Benchmarks on the DLWSs
From Robin
Current revision as of 14:48, 14 December 2022
Contents |
ROBIN GPU Benchmarking
We performed a benchmark on the deep learning workstations to assess their performance in terms of training throughput. We have documented the process for reproducibility.
Methodology
Training throughput is a better performance measure for GPUs when training deep learning algorithms than e.g. FLOPS, as per Lambda Labs. Since we used image data, the unit is [images/sec].
Tested Environment
- OS: Red Hat Enterprise Linux release 8.7 (Ootpa)
- TensorFlow version: 2.4.1
- CUDA Version 11.7
- CUDNN Version 7.X.X
Benchmarking tool
We used a script that allows us to tweak several parameters:
- Toggle XLA
- Number of GPUs
- Number of Batches
- Number of Runs
- Model type (ResNet50, ResNet152, AlexNet, Inceptionv3, Inceptionv4, VGG-16)
- Precision (floating point 16 / 32)
- Inference / training mode
Dataset
The code also allows us to use synthetic or real data. Synthetic data is composed of images of random pixel colors generated directly on the GPU.

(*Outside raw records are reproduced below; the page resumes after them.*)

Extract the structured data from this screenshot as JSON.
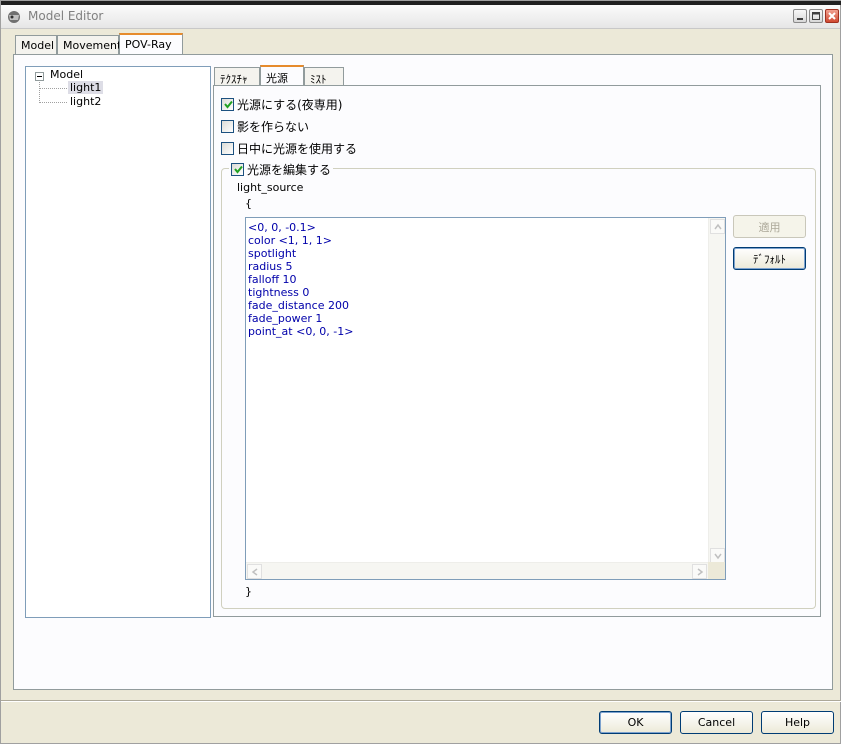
{
  "window": {
    "title": "Model Editor"
  },
  "main_tabs": [
    {
      "label": "Model"
    },
    {
      "label": "Movement"
    },
    {
      "label": "POV-Ray"
    }
  ],
  "tree": {
    "root": "Model",
    "items": [
      {
        "label": "light1",
        "selected": true
      },
      {
        "label": "light2",
        "selected": false
      }
    ]
  },
  "sub_tabs": [
    {
      "label": "ﾃｸｽﾁｬ"
    },
    {
      "label": "光源"
    },
    {
      "label": "ﾐｽﾄ"
    }
  ],
  "options": [
    {
      "label": "光源にする(夜専用)",
      "checked": true
    },
    {
      "label": "影を作らない",
      "checked": false
    },
    {
      "label": "日中に光源を使用する",
      "checked": false
    }
  ],
  "edit_group": {
    "label": "光源を編集する",
    "checked": true
  },
  "code": {
    "header": "light_source",
    "open_brace": "{",
    "close_brace": "}",
    "lines": [
      "<0, 0, -0.1>",
      "color <1, 1, 1>",
      "spotlight",
      "radius 5",
      "falloff 10",
      "tightness 0",
      "fade_distance 200",
      "fade_power 1",
      "point_at <0, 0, -1>"
    ]
  },
  "side_buttons": {
    "apply": "適用",
    "default": "ﾃﾞﾌｫﾙﾄ"
  },
  "footer_buttons": {
    "ok": "OK",
    "cancel": "Cancel",
    "help": "Help"
  },
  "colors": {
    "tab_highlight": "#e68b2c",
    "code_text": "#0000aa",
    "window_bg": "#ece9d8"
  }
}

Parameters for this benchmark
- XLA disabled
- 1 GPU
- 100 batches
- 1 run
- ResNet50 model
- fp32 precision
- training
- ImageNet (synthetic data)
Specifically, the command used is:
./batch_benchmark.sh 1 1 1 100 10 config/config_resnet50_replicated_fp32_train_syn
Results
Workstation Name | Rudolph | Dunder | Dancer | Vixen | ||
---|---|---|---|---|---|---|
GPU | NVIDIA GeForce GTX 1080 Ti | NVIDIA GeForce GTX 3090 | NVIDIA GeForce GTX 3090 | NVIDIA GeForce GTX 3070 | ||
RAM size [MB] | 10216 | 22378 | 22373 | 7144 | ||
Compute Capability | 6.1 | 8.6 | 8.6 | 8.6 | ||
Batch size | 56 | 112 | 112 | 112 | 40 | 112 |
Throughput [images/sec] | 211.78 | 213.38 | 532.09 | 531.04 | 285.59 | OOM* |
*OOM = out of memory error
The trend we see is that the larger the RAM and the higher the compute capability, the higher the throughput. This is exactly what we expect!
Notes
- The default batch size is automatically determined by the script, as a function of the available GPU RAM size and the number of tunable parameters in the chosen model. For more details about choosing batch sizes, see here
- It would be interesting to see how much the XLA option increases the training throughput.